Whitefish, Mont., population 7,600, sits as a gateway to the icy mountains that connect the United States to Canada across Glacier National Park. Despite the town’s small size, it is downright urban compared to much of Montana’s Flathead Valley, where hundreds of miles of national forest, lakes and ranches stretch in nearly every direction. Many women looking for reproductive health care — and in particular, for abortion care — had to drive over 100 miles to find it.
Until the arrival of Helen Weems.
Weems, 50, has been working as an advanced practice nurse for two decades. She moved to Whitefish and reopened All Families Healthcare, a primary care clinic specialized in sexual and reproductive health care, in February 2018. The original All Families Healthcare closed in 2014, after a local resident broke in, destroying nearly everything of value.
When Weems reopened the clinic, she wanted to make sure that she could provide women the full spectrum of reproductive health care, from contraceptive implants to abortion care. But the state of Montana prevents advanced practice nurses —a nurse with post-graduate education in nursing — from performing abortions.

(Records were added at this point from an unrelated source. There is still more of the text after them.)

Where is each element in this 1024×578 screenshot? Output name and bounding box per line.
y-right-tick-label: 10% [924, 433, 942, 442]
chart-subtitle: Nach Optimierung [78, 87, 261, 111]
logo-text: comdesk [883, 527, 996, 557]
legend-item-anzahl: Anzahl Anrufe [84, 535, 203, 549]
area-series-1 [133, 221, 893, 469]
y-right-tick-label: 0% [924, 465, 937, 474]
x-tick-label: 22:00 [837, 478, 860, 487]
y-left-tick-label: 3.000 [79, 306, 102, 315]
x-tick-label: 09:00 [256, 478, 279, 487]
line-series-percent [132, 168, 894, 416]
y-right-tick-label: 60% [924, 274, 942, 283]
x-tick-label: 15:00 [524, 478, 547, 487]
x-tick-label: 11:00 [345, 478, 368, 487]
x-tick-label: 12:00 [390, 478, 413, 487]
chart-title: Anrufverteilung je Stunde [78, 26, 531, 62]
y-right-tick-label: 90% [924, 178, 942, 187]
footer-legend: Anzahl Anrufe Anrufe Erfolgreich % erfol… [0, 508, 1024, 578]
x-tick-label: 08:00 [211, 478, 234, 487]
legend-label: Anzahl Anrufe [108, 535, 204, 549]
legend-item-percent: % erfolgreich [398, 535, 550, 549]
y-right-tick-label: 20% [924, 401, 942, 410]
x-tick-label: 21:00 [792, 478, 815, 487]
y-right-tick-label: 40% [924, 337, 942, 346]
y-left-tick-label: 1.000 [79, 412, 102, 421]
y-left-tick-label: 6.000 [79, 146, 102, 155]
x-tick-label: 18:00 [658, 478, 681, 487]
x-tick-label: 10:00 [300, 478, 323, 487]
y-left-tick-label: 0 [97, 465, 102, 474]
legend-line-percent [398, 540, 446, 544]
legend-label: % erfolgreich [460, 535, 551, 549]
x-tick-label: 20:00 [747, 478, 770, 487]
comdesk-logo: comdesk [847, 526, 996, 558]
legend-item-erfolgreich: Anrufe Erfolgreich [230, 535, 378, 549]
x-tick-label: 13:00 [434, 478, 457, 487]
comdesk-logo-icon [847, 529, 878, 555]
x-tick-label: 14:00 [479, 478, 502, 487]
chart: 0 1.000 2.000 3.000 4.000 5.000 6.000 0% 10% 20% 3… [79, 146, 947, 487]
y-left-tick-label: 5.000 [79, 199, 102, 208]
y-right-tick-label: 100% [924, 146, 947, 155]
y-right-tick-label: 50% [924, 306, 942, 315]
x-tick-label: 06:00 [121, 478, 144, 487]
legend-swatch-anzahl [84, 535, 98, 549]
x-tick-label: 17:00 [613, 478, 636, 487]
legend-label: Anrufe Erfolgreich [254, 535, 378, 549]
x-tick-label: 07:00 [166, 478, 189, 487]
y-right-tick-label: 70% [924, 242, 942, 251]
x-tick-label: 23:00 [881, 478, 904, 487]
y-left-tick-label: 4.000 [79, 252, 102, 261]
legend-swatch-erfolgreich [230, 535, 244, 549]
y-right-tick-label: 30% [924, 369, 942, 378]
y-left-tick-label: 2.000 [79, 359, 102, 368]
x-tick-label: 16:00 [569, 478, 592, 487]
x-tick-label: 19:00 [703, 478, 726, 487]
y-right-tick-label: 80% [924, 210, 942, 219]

Now, Weems, who is being represented by the American Civil Liberties Union and the Center for Reproductive Rights, is challenging that law.
Montana is one of 10 states (in addition to Kansas, Idaho, Indiana, Louisiana, Maine, Mississippi, Texas, Virginia and Wisconsin) that have seen similar lawsuits in the past year challenging physician-only abortion rules.
In many states, advanced clinicians like Weems serve as the primary care provider for their patients and are allowed to perform duties that many view as more complicated, including endometrial biopsies and managing opioid pain medicines — but they are barred from performing abortions. As access to abortion has been sharply restricted over the past decade, women’s rights groups are pushing to expand the definition of abortion providers.
Most of the physician-only rules have been on the books since the Roe v. Wade ruling in 1973. The initial rules aimed to ensure that women were receiving care from qualified providers, and advanced practice clinicians didn’t exist in the way they do now, according to Elizabeth Nash, a policy analyst at the Guttmacher Institute, a reproductive rights organization.
Nash says the rules haven’t kept up with the evolution of health care — in particular following the Food and Drug Administration’s approval in 2000 of the so-called abortion pill. The abortion pill (a misnomer as it’s actually two separate drugs) is a way of terminating a pregnancy in the first trimester through medication alone, with two pills usually taken over the course of two days. Advanced nurse practitioners who can administer other medications, including opioid pain medications, have argued that the exclusion of these drugs from their scope of practice is illogical and unjust.
The American Congress of Obstetricians and Gynecologists agrees, supporting advanced clinicians’ ability to perform abortions to the level they’ve been trained. The American Medical Association disagrees, and in a statement said, “Abortion is a medical procedure and should be performed only by a duly licensed physician and surgeon in conformance with standards of good medical practice.”
Those challenging the current laws have argued that physician-only rules are part of a mass of restrictions that create a severe burden on both patients and providers. Many of the states seeing these lawsuits are areas that already face a combination of large rural areas and a shortage of physicians. In Texas, for example, physician-only laws exist on top of a waiting period, state-directed counseling designed to discourage abortion, restriction of funding on both state and private health insurance, and a mandated ultrasound where the provider must show and describe the image to a woman seeking abortion.
Roe v. Wade, and subsequent landmark rulings such as Planned Parenthood v. Casey, guaranteed women not just the right to abortion but to an abortion without “undue burden.” As new conservative appointees take their seats on the Supreme Court bench, abortion rights advocates are focusing even more energy on the state level.
“Every year there has been one or two more restrictions to the point at which now it’s just a maze, and you’re lucky if you can get access to care,” says Rupali Sharma, an attorney at the Lawyering Project who has worked on cases challenging physician-only laws in Texas and Indiana. “If you have to sleep in your car because of a waiting period or pawn your wedding ring, then you’re not really enjoying the right to abortion, even if you were able to get your procedure at the end of the day,” she adds.
In Maine, Planned Parenthood of Northern New England, the Family Planning Association of Maine and several advanced practice registered nurses filed a lawsuit challenging the state’s physician-only rule. As reported in the Wall Street Journal, lawyers for Maine argue that preventing advanced clinicians from performing abortion doesn’t constitute undue burden. In a brief, lawyers for the state wrote: “The plaintiffs are challenging a statute regulating abortion that has been in effect for nearly 40 years — essentially since the time that abortions first became legal in Maine. There is, therefore, no ‘before and after’ comparison that can be made here.”
As the lawsuits continue to unfold, Weems received an injunction from the state of Montana that has allowed her to provide abortions since April. She hopes that her lawsuit will make that freedom permanent.
“Advanced practice clinicians are really poised to fill this very real need. Maybe this case could be a really important precedent for other states. It’s so good for patient access, for patient care,” she says.